Libreville, un samedi 13 juin — À l’heure où le Gabon trace les contours de sa Vème République, une audience présidentielle a révélé une vérité souvent négligée : la gouvernance ne se limite pas aux palais gouvernementaux. Elle s’appuie aussi sur les forces vives de la société, parmi lesquelles les confessions religieuses occupent une place centrale.
La rencontre entre le président Brice Clotaire Oligui Nguema et le Révérend Louis Sylvain Allogo Engo, président de l’Église Évangélique du Gabon, n’était pas un simple échange protocolaire. Elle symbolisait l’alliance stratégique entre l’État et les institutions spirituelles, deux piliers complémentaires dans la quête de stabilité et de cohésion nationale.
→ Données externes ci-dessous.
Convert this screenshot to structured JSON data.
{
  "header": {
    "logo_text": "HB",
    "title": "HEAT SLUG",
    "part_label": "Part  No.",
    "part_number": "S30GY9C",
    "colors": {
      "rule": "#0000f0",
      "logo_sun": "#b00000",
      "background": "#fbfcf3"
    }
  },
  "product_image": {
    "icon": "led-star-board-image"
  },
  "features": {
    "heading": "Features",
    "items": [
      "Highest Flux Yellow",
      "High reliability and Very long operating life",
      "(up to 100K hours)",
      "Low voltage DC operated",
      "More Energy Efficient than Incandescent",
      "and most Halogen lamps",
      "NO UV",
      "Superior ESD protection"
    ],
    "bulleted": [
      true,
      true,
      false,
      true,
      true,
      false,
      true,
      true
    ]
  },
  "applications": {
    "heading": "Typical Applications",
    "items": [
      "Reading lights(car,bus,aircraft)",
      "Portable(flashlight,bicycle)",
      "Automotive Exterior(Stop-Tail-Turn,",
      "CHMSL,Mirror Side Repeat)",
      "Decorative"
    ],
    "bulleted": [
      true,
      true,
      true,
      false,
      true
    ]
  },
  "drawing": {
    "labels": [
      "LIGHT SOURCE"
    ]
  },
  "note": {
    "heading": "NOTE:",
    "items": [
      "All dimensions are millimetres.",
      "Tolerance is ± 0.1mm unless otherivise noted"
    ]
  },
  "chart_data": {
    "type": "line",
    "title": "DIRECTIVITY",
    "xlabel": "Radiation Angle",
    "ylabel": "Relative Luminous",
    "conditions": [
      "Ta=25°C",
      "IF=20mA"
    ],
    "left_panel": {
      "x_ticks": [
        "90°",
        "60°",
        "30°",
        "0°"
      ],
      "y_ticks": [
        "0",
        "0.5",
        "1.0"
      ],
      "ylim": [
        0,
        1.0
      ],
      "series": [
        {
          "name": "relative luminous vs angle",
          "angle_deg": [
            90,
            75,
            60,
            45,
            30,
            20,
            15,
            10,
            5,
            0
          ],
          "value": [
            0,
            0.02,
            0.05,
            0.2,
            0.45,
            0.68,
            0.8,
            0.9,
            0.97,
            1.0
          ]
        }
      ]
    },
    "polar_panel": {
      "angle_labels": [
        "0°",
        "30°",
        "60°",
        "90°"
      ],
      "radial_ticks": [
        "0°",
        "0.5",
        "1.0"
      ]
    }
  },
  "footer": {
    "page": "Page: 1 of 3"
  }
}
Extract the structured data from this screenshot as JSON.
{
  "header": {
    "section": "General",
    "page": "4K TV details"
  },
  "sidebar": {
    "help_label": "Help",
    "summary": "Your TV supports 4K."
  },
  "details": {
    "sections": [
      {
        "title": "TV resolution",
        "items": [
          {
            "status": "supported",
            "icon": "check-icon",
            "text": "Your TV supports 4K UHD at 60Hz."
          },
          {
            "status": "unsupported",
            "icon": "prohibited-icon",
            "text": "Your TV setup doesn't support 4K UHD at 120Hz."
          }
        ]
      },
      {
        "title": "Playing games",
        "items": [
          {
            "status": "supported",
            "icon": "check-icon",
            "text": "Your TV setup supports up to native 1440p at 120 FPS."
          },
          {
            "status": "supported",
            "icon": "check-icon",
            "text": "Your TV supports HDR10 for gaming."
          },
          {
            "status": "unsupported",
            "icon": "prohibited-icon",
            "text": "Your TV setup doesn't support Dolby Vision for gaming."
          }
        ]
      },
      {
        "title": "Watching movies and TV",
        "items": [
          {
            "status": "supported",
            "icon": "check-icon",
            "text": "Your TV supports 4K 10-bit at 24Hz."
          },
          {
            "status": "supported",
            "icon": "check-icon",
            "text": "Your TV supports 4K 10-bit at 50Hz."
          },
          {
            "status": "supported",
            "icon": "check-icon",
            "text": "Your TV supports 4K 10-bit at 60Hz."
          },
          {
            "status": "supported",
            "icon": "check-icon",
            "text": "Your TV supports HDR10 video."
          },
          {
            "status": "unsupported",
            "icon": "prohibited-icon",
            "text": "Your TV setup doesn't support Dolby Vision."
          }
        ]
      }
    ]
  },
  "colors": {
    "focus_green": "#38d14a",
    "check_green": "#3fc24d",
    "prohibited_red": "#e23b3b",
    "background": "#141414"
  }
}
Dans un continent où les organisations religieuses influencent profondément les comportements collectifs, cette audience a pris une dimension politique et sociale majeure. Au Gabon, comme dans de nombreux pays africains, les Églises ne se contentent pas de guider les consciences : elles éduquent, soignent, encadrent la jeunesse et apaisent les tensions communautaires. Leur rôle dépasse largement le cadre spirituel pour s’inscrire dans le quotidien des citoyens.
Des partenaires invisibles mais indispensables
Depuis des décennies, l’Église Évangélique du Gabon incarne cette synergie entre foi et engagement citoyen. Ses actions dans l’éducation, la santé ou la médiation sociale en font un acteur incontournable de la vie nationale. Pour le chef de l’État, ces institutions ne sont pas de simples observateurs : elles sont des alliés concrets dans la construction d’une société plus résiliente.
Le vice-président du gouvernement présent lors de cette audience a d’ailleurs confirmé cette vision. L’État gabonais reconnaît désormais que la stabilité institutionnelle ne se décrète pas uniquement par des lois, mais se renforce par un dialogue constant avec les forces qui animent la société. Cette approche reflète une compréhension fine des réalités africaines, où la légitimité des gouvernants se mesure aussi à leur capacité à écouter et à fédérer.
Laïcité et coopération : un équilibre à préserver
Le président Oligui Nguema a insisté sur un point crucial : la collaboration entre la République et les autorités religieuses doit s’inscrire dans le respect absolu des principes de laïcité. Cette précision n’est pas anodine. Elle souligne la volonté de concilier deux impératifs : l’autonomie des institutions publiques et l’utilité sociale des communautés de foi.
Cette vision moderne de la laïcité contraste avec les clichés d’un État coupé des réalités spirituelles. Au Gabon, comme ailleurs en Afrique, la foi fait partie intégrante de l’identité collective. En associant les Églises à ses projets de développement, l’État ne renonce pas à sa neutralité : il reconnaît simplement que le progrès humain ne peut ignorer la dimension morale des sociétés.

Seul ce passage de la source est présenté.